第7章「妻たち」から、第8章「仕事」、第9章「母、晩年」まで、イスラムの女であることによる悲しみは、果てしなく終らない。
この本ではそんな日常が、これでもかこれでもかと描かれて、イスラムの素養がない読者には、「なんでそこまで」と思わされる。
妻を4人まで持てると聞くと、ねたましく思う男もいるだろうが、そのためには、経済的不自由なく4人を均等に愛さなければならない。
女性が頭に巻くヘジャブどころか、目しか出さないニカブや、その目の部分さえ網で隠して見えなくする、ブルカなどを見れば、それだけでも、女性が不自由な生活を強いられているのが分かる。
こんな制度は、古い時代には何か有用な意味があったとしても、現代では、男にとっても女にとってもやっかいな制度だろう。
すべての人を平和に対等に扱おうとするイスラムが、事女性に関して、これほど不合理な扱いをするのは、なぜなのかと訝しむ。
所詮イスラムの人間ではない僕らは、こうしてルポルタージュを読んで、少しはわかった気になりながら、自分の社会を振り返ったりする。

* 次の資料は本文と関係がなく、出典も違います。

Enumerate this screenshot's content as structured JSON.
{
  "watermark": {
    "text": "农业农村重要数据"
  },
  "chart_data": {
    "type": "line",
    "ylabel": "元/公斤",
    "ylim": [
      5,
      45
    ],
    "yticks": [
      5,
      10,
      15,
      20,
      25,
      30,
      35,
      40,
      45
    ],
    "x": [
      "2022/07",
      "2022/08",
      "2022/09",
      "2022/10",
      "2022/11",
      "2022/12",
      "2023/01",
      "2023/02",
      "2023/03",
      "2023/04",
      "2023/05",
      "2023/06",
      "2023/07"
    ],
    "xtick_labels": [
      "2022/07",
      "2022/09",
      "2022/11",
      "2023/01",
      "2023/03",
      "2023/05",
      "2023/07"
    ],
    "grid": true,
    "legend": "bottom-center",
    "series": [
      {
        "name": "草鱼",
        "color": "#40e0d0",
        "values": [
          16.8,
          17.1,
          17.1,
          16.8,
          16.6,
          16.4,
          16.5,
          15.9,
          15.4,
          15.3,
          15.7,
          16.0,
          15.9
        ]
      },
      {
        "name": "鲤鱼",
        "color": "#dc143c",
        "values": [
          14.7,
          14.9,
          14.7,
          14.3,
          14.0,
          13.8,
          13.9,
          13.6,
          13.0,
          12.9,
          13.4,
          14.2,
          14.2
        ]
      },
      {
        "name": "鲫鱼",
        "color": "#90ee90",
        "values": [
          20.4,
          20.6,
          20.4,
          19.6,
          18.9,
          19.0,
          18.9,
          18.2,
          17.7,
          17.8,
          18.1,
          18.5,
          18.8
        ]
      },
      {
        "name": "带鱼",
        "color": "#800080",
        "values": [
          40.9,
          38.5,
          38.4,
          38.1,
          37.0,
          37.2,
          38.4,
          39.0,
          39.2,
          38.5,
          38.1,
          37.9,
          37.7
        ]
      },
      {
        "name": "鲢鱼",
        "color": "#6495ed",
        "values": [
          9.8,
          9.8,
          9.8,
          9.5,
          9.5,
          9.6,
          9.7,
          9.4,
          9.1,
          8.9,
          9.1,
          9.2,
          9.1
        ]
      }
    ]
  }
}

自分がもしもイスラムの人間であったなら、と考えるのは恐ろしく、文化が違うと言うことが、どれほど大きな事かが思いやられる。
この本を読んだことで、少しはイスラムの文化を知り、かの国の女性たちに心を馳せたことが、この本の力なのだろう。
イスラムの女性をルポルタージュで描いた、この本を読むことで、あらためてイスラム全体のことが、分かると同時に、世界の歴史における女性の権利のことも、分かってきた気がする。
個人の感情を抜きにした書かれた、ルポルタージュなのに、読み終わって心に残るのが、人間の悲しみだったりするのが秀逸です。